Şimdi, yanlış bir dinamitleme operasyonu sonucu kaynar su kesildiyse de, piknikçilerin ızgara kokuları havadaki sihiri dağıtmaya çalışsa da, yine de muhteşem bir yer. Bütün bu güzelliklerin farklı mekanlarda canlandırılmış olması bir kayıp. Evet, keşke film Çanakkale'de çekilseydi. Ama yine de bir şeyler yapılabilir.

Film 21 Mayıs'ta vizyona giriyor. Neden dünya galası Çanakkale'de olmasın?

Tabii bu parlak fikir daha önce akla gelmiş. Dışişleri Bakanlığı bir süredir, galanın Çanakkale'de yapılması için yapımcı şirket ile temasta.

Ege'nin iki yakası arasında geçen savaş, şu sıralarda Türkiye ile Yunanistan arasında yeniden rekabete neden oluyor. Yunanistan da filmin galası için teklifte bulunmuş.

Belki, iki tarafta da eş zamanlı bir gala yapılabileceği konuşuluyor bu günlerde.

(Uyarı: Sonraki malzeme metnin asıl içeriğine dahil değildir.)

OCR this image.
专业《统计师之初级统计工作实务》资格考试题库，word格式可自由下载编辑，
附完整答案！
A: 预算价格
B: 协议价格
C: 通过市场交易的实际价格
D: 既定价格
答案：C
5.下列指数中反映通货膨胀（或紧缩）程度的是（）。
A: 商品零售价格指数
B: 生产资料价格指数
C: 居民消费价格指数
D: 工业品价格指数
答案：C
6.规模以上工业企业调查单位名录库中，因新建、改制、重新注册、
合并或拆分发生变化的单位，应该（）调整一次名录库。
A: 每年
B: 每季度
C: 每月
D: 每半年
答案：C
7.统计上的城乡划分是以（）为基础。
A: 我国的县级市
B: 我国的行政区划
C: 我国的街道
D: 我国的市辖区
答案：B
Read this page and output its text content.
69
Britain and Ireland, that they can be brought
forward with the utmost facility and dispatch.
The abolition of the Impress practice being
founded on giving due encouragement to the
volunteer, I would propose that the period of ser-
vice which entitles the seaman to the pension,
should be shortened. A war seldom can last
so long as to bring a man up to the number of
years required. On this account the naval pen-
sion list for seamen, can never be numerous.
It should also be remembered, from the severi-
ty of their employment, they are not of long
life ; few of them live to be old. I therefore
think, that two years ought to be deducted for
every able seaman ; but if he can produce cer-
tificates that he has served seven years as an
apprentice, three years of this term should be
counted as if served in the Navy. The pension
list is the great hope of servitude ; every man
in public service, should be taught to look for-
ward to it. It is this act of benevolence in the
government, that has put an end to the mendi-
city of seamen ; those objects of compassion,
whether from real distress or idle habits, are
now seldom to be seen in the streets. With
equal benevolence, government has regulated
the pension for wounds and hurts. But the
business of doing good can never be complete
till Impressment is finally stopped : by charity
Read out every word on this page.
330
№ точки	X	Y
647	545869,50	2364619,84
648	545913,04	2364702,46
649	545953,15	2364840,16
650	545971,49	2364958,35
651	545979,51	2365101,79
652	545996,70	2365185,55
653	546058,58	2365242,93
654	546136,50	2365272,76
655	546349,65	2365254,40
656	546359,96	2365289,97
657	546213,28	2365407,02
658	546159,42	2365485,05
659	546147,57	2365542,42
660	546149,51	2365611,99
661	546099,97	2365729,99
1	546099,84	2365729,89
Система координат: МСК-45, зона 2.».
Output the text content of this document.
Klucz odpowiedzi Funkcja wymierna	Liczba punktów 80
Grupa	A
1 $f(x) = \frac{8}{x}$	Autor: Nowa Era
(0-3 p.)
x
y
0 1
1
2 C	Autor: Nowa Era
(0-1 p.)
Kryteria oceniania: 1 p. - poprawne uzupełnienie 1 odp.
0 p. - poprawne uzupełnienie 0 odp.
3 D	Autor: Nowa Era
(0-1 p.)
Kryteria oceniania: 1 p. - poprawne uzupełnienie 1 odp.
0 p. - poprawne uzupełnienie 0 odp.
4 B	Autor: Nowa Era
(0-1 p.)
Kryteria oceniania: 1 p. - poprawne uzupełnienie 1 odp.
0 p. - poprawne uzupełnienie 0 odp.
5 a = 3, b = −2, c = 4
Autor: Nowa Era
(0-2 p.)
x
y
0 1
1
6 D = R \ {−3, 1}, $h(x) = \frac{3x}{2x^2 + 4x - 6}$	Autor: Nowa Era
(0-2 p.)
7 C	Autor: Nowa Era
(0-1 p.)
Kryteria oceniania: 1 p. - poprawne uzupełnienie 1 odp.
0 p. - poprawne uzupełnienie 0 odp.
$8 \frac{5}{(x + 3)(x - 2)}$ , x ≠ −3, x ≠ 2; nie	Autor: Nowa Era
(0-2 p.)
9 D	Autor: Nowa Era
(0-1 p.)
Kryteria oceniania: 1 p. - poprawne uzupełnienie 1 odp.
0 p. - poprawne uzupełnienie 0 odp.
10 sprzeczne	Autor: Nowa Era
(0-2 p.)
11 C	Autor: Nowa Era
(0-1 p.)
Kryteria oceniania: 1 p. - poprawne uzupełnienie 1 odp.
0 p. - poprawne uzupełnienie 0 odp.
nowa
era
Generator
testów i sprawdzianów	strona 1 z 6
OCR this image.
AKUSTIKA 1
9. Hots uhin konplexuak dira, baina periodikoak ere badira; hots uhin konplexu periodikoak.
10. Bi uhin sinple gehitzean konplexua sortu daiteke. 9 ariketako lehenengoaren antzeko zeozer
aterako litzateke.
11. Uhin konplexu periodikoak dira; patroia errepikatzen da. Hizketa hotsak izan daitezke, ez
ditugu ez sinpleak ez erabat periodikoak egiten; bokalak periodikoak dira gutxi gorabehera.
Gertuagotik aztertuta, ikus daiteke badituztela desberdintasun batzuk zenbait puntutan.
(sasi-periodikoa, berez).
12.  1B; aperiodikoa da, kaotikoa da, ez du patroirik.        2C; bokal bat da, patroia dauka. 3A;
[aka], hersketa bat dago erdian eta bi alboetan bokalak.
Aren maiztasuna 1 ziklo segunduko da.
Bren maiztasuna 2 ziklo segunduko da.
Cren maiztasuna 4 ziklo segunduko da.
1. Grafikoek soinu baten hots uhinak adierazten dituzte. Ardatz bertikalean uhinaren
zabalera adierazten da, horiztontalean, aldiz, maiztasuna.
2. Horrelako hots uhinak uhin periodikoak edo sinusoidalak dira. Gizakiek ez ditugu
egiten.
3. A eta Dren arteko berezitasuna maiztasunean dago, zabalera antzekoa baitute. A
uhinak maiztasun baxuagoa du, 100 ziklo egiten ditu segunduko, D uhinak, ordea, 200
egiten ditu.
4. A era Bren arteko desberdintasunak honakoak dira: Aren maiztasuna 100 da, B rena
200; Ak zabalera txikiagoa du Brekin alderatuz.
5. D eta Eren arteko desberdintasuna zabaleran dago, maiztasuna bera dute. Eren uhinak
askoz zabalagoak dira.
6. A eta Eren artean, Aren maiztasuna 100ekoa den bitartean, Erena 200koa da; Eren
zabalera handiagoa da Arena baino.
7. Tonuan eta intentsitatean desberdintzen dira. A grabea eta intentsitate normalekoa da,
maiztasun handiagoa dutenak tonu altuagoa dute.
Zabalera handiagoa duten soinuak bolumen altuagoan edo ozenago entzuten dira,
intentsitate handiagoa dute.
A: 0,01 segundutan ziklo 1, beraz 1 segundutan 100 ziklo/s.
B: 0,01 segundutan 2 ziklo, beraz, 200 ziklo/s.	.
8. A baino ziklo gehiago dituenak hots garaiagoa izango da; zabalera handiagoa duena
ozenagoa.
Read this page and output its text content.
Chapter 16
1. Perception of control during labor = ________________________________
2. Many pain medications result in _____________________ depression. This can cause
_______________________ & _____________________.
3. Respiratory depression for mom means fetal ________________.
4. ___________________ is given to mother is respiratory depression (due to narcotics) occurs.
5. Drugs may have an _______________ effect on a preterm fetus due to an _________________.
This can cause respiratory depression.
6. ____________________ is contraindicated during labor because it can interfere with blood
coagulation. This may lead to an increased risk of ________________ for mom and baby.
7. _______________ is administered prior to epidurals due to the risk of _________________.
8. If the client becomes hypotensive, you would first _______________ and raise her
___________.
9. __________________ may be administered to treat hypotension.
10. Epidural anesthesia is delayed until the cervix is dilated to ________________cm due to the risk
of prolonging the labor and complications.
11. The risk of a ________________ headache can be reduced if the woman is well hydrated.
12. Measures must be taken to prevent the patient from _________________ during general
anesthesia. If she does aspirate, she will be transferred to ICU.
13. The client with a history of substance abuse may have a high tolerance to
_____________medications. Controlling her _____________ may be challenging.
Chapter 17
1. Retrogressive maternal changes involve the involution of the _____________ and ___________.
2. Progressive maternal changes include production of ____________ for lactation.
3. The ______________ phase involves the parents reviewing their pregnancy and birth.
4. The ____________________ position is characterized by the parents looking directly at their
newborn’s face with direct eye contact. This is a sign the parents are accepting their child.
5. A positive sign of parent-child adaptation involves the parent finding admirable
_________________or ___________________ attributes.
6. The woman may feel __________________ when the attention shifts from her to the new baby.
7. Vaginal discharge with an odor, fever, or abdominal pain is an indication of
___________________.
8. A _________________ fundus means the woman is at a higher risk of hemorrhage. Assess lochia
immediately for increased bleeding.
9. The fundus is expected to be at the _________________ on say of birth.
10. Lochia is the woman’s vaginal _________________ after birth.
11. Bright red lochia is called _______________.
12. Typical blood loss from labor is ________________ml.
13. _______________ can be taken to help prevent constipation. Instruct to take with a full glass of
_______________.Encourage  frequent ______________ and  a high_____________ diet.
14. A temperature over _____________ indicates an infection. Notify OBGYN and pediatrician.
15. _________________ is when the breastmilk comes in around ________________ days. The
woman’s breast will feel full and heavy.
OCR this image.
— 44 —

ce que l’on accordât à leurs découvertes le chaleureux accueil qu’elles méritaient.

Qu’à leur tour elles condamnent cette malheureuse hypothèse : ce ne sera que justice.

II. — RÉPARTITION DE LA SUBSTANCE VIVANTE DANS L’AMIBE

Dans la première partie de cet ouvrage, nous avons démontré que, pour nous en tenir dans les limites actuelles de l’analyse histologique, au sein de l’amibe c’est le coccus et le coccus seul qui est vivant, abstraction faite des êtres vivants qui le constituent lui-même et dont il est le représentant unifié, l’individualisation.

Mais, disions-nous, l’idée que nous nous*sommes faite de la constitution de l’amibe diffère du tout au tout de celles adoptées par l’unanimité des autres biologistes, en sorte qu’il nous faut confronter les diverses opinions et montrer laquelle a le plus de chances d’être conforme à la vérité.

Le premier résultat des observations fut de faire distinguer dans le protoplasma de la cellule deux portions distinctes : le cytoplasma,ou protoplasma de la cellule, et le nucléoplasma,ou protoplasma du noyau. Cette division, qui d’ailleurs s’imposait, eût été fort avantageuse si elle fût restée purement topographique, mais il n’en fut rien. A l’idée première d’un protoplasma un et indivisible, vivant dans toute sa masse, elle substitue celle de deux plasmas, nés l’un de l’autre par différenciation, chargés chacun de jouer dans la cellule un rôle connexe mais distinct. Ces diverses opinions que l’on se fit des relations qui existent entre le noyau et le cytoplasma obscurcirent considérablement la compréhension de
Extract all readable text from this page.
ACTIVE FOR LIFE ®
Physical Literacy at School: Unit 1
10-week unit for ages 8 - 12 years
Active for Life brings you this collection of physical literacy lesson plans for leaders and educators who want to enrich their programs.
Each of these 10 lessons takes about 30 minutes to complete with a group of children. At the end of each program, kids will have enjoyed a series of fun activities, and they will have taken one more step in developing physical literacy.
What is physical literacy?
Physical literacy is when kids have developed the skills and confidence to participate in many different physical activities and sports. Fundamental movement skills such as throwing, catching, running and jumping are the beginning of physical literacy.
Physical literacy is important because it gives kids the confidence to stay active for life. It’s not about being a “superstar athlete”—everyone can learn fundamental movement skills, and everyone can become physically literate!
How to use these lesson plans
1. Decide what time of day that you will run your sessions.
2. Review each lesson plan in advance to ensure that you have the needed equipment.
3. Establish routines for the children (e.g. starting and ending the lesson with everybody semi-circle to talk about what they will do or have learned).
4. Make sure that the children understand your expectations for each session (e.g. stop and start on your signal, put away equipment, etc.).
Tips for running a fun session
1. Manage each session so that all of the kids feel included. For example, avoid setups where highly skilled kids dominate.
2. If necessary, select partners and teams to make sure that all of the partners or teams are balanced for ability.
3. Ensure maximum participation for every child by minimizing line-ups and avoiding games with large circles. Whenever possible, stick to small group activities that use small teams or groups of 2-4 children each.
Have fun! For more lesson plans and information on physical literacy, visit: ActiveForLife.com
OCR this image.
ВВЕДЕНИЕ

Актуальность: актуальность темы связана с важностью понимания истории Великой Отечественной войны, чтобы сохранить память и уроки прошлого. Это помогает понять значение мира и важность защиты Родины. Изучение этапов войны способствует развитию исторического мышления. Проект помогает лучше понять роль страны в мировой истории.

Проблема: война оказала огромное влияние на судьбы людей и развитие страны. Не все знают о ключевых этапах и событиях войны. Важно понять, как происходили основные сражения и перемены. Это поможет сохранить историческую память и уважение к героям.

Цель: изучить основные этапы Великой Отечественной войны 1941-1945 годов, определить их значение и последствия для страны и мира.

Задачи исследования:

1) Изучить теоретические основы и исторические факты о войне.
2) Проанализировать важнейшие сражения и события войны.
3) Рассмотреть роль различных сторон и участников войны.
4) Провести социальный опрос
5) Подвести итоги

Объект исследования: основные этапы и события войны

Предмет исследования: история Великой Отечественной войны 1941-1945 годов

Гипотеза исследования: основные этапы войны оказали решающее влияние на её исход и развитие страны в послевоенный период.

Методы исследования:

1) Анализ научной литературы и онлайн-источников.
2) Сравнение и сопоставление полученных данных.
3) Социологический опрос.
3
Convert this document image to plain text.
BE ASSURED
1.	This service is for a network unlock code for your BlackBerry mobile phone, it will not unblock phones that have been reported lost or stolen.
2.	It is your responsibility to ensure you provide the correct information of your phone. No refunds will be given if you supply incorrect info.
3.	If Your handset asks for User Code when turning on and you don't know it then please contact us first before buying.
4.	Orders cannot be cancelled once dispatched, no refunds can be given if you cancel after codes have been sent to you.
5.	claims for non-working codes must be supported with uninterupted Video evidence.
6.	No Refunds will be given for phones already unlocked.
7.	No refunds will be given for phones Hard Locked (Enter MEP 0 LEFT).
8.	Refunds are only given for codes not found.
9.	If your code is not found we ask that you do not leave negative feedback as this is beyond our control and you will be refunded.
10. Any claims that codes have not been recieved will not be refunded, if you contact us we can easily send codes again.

Ben yine, önce Çanakkale diyorum.

* * *

TRUVA, Alman arkeolog Prof Korfmann'ın gayretleri sayesinde eskisine göre daha belirgin biçimde ortaya çıkarılıyor. Filmin doğal atmosferi içinde dünyaya tanıtılması, kültürünün temellerinde bu coğrafyanın geniş yeri bulunan Avrupa'ya, Türkiye ile ilgili ön yargılarını gözden geçirme fırsatı da verecek.

Yukarıda da söylediğim gibi, Çanakkale bu yılın gündemdeki kentlerinden. Valisi Süleyman Kamcı, Belediye Başkanı Ülgür Gökhan, Üniversite Rektörü Prof Ramazan Aydın ile kent, Çanakkale'ye hak ettiği yeri dolduracak projeler üretmek için çalışıyor. Çanakkale Uluslararası Merkezi (CIC) sivil toplumu harekete geçiren bir sinerji yaratıyor. Kentin sorunları çok. Onlara, bölge ekindeki yazılarımda değineceğim. Bence başta ulaşım geliyor. Ulaşımı kolaylaştırmak, hızlandırmak şart.

Yıllardır gidip geldiğim Çanakkale'de ilk kez gördüğüm bir kıpırdanma var. Orada bir şeyler oluyor. Bu yüzden de Truva'nın dünya galası kaçırılmaması gereken bir fırsat.